Turkey: Syrian women find peace, trade at soap workshop
Soap workshop in border city of Mardin, Turkey helps Syrian women who fled war integrate into society and earn a living
By Rabia Iclal Turan
MARDIN, Turkey (AA) - Hand-in-hand with locals, Syrian women who took shelter in a Turkish border city are taking back their lives through making natural soap with support from a nonprofit group.
“Friendship is universal, something human, and has nothing to do with language,” said Zainab, 40, who fled Qamishli, a town in northern Syria, amid the eight-year civil war there. (To protect their identity due to security concerns, the names of Syrian women in this article have been changed.)
Recalling the day she first joined the soapmakers in Turkey’s southeastern province of Mardin, Zainab told Anadolu Agency that some people in the workshop hugged her, while others showed their sympathy in other ways.
“Until that day, I was struggling to build relationships since I don’t know Turkish, but I saw that friendship goes beyond language,” she added, speaking in Arabic through a translator.
When the Syrian civil war broke out in 2011, Zainab was studying law at university. Breaking off her studies, she fled to Turkey, and took shelter in Mardin for the last eight years with her sister, leaving six other siblings behind.
Finding it hard to cope with her changed circumstances, she started studying at Mardin’s Artuklu University, where she is now a final-year sociology student.

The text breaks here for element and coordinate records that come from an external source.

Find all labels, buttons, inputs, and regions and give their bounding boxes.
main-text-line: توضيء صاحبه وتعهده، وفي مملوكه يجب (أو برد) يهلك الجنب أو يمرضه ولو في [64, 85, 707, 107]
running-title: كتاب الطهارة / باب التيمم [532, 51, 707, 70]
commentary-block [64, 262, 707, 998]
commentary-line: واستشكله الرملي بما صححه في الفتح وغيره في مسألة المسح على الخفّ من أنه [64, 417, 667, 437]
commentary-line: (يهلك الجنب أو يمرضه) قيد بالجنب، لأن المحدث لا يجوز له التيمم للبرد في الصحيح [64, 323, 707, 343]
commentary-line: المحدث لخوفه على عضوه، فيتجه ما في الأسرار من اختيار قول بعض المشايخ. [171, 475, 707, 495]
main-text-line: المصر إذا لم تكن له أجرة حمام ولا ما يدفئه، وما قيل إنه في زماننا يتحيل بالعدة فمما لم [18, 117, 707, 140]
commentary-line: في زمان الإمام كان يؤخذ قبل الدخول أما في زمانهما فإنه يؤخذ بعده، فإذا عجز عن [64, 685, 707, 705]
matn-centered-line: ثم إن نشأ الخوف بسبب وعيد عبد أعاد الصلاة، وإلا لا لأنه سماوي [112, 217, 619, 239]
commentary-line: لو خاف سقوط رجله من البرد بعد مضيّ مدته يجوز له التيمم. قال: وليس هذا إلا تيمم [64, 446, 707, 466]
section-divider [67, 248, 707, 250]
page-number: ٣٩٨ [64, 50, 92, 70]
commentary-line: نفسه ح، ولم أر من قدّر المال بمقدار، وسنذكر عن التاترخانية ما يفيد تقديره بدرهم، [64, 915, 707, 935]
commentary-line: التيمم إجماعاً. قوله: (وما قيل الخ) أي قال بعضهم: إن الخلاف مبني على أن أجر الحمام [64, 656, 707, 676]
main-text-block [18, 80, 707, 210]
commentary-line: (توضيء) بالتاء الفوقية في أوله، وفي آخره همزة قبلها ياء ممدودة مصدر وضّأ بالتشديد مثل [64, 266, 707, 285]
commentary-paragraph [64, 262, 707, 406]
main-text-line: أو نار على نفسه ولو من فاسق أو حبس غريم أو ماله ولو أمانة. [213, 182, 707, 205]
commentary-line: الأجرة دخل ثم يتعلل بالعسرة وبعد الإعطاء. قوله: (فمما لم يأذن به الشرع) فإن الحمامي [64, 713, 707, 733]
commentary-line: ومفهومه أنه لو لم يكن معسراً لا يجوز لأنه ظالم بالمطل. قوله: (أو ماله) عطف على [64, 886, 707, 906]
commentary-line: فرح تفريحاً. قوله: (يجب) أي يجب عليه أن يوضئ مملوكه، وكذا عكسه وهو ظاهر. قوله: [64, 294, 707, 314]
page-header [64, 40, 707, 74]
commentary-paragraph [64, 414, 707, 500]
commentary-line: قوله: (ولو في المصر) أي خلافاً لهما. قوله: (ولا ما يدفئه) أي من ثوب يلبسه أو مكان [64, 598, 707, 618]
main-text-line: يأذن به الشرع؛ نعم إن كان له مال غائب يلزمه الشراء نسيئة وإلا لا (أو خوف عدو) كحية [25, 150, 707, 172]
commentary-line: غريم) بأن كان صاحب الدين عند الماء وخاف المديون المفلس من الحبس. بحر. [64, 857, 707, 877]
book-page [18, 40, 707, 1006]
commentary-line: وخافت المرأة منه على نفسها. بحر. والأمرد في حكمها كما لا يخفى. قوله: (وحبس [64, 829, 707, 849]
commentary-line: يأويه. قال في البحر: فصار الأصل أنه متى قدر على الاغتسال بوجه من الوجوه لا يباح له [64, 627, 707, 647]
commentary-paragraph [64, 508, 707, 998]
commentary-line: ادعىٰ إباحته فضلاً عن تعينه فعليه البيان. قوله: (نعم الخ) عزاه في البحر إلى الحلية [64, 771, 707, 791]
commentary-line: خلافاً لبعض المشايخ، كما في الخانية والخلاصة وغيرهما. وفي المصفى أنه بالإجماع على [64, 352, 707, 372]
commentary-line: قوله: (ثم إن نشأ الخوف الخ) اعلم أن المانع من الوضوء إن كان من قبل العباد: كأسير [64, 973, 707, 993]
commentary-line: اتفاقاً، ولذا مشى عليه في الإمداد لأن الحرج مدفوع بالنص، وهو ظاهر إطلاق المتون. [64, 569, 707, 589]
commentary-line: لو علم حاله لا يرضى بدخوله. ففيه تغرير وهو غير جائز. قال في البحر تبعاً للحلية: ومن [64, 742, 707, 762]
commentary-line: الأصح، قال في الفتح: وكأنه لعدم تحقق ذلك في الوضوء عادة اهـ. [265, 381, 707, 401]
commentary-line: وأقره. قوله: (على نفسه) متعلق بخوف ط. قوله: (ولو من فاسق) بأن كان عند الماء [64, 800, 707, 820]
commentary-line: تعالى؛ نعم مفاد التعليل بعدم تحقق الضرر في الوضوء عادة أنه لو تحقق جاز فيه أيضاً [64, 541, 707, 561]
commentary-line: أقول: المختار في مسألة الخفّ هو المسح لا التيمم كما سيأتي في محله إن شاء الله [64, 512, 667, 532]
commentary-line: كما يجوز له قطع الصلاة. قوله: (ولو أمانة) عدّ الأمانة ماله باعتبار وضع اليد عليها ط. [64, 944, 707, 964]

Four months ago, an Iraqi neighbor of Zainab encouraged her to attend a soap workshop in the city center. Since then, she has been learning to make natural homemade soap in addition to building friendships with the women of Mardin and Syrian refugees like her as well as earning a living.
Zainab says that she wants to stay on in Mardin and serve the city where she found a safe haven during the toughest time in her life, and where now she is being educated.
- Turkish border towns become hub for Syrians
Mardin, which borders Syria, has seen a huge influx of refugees since 2011. According to Turkey’s Migration Directorate, there are 88,000 registered Syrians in Mardin, or nearly 11% of the population.
Turkey itself hosts the largest number of refugees worldwide, with 3.7 million people, according to UN data.
Zainab is only one of 182 women working in the soap workshop, half of them Mardin natives, and the other half immigrants from Syria and Iraq.
Like Zainab, 29-year-old Aisha also came from Qamishli in northern Syria before taking shelter in Mardin, along with her mother and brothers.
Aisha said when she first came to Turkey seven years ago, she didn’t know what to do with herself. After first working at a coffee shop, she later found the soap workshop through a relative.
“This is the place where I feel happiest and most at peace,” she said.
“I cheer up and build friendships here. I love being here,” she added.
When asked if she had learned everything about the process of soap production, she smiled, saying that her training is continuing.
- Workshop transforms lives
The soap workshop in Mardin started as a project by RET International, a humanitarian group headquartered in Geneva, Switzerland but with offices in Ankara, Turkey’s capital, which supports young people and women through education.
With the escalation of the refugee crisis in 2014, RET launched education programs and workshops in various Turkish provinces such as language courses and psychosocial support, with the aim of helping the refugees integrate into society and also earn a living.
Among these projects is the workshop in Mardin where local women learn soap-making alongside Syrian and Iraqi women, which later turned into a workplace, with women selling their soaps under a brand.
“Our biggest support for the women is their involvement in the production process,” said Elcin Demirel, RET’s country director.
“In addition, we have supported them by bringing their products to market, as well as helping with transportation and branding. And we will continue to do that.”
Demirel told Anadolu Agency that all the women are paid equally on an hourly basis, and their group is making no profit after paying taxes.
At the workshop, the women also have the opportunity to expand their horizons by taking classes in marketing, entrepreneurship, design, and social media.
“Our long-term goal is to ensure that this workshop becomes a cooperative where women themselves do the process of marketing, standardization, quality control and other tasks,” said Demirel.